Mrs Brown said three days after the operation she began to suspect something was seriously wrong. "The doctors tried to assure me the fluid coming out of my stomach was just bile," she said. "Then I found out they were transferring me to another hospital. Around five days after the operation I was taken by ambulance to Whiston Hospital. The doctors at St Helens told me Whiston had superior equipment and they would be able to put a camera down my throat and find out what the problem was."
These investigations were carried out the very next day, and Mrs Brown was then transferred to Aintree Hospital for further treatment. "By this point I was becoming more and more anxious as to what was happening," she said.
Mrs Brown's consultant at Aintree Hospital was concerned that her skin had turned a yellow colour from just beneath her hairline, giving her a jaundiced appearance.
"He arranged for me to undergo a scan, but when that didn't show anything he explained that he would need to perform further, investigative surgery on me," said Mrs Brown. "He said he intended to open me up and find out exactly what was wrong. He explained the risks involved - he said that if I suffered from a large bleed during the procedure then it could be fatal."
After the surgery, which lasted several hours, Mrs Brown was shocked by what her doctor told her. "He said that he had never seen such a 'botch-up' before," she said. "We had spent all that time wondering how a routine gall bladder operation could suddenly turn into major surgery, and now we knew. I felt like I'd been butchered."
Mark Hatzer, a clinical negligence specialist with Fentons Solicitors LLP, represented Mrs Brown. "The surgeon noted that the ducts where the gall bladder had been removed in the first operation had simply been cut away," he said. "To correct this, he had to remove veins from Mrs Brown's lower bowel and graft these in their place."
"Mrs Brown also had to have a significant number of stitches, including some in a delicate area around the large artery under her liver," said Mr Hatzer, a partner with the firm. "Essentially, the corrective surgery had to redirect blood to and from a number of her internal organs. The new vein means the flow of blood has been restricted and she needs regular scans to ensure she does not suffer from a bleed."

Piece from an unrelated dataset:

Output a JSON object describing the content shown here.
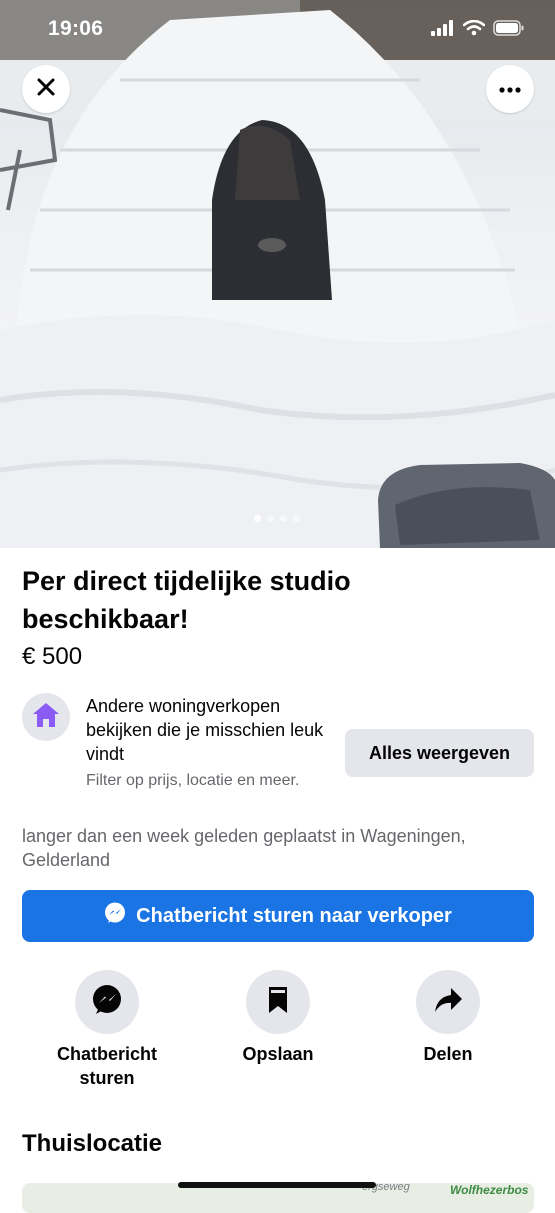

Mr Hatzer was particularly disappointed that the claim had been contested for more than a year by St Helens & Knowsley NHS Trust, before a settlement was agreed. "Mrs Brown, her husband and family went through hell for over a year," he said. "The fact they were made to fight so hard for so long after such an obvious failing in care was disgraceful."
After her case was settled in January last year, Mrs Brown said she was looking forward to moving forward with her life. But she was left shocked and appalled when she discovered that Mr Poonawala was still practising.
"How can this be allowed to happen?" demanded Mrs Brown. "The Trust settled my claim against them, which to my mind means they realise Mr Poonawala messed up."
"And yet he is permitted to just carry on working. What if he does this to someone else?" she said.
"I still have to attend regular check-ups at the hospital, and my husband is now my full-time carer. Our lives have been ruined by what happened to me when I was supposed to be under this man's care, but he is able to just carry on operating. It strikes me that something is very wrong with that.
"I just can't believe that Mr Poonawala is being allowed to continue operating on others like me," she said. "I only hope that no-one else has to go through the same kind of ordeal that I have been through this last two years."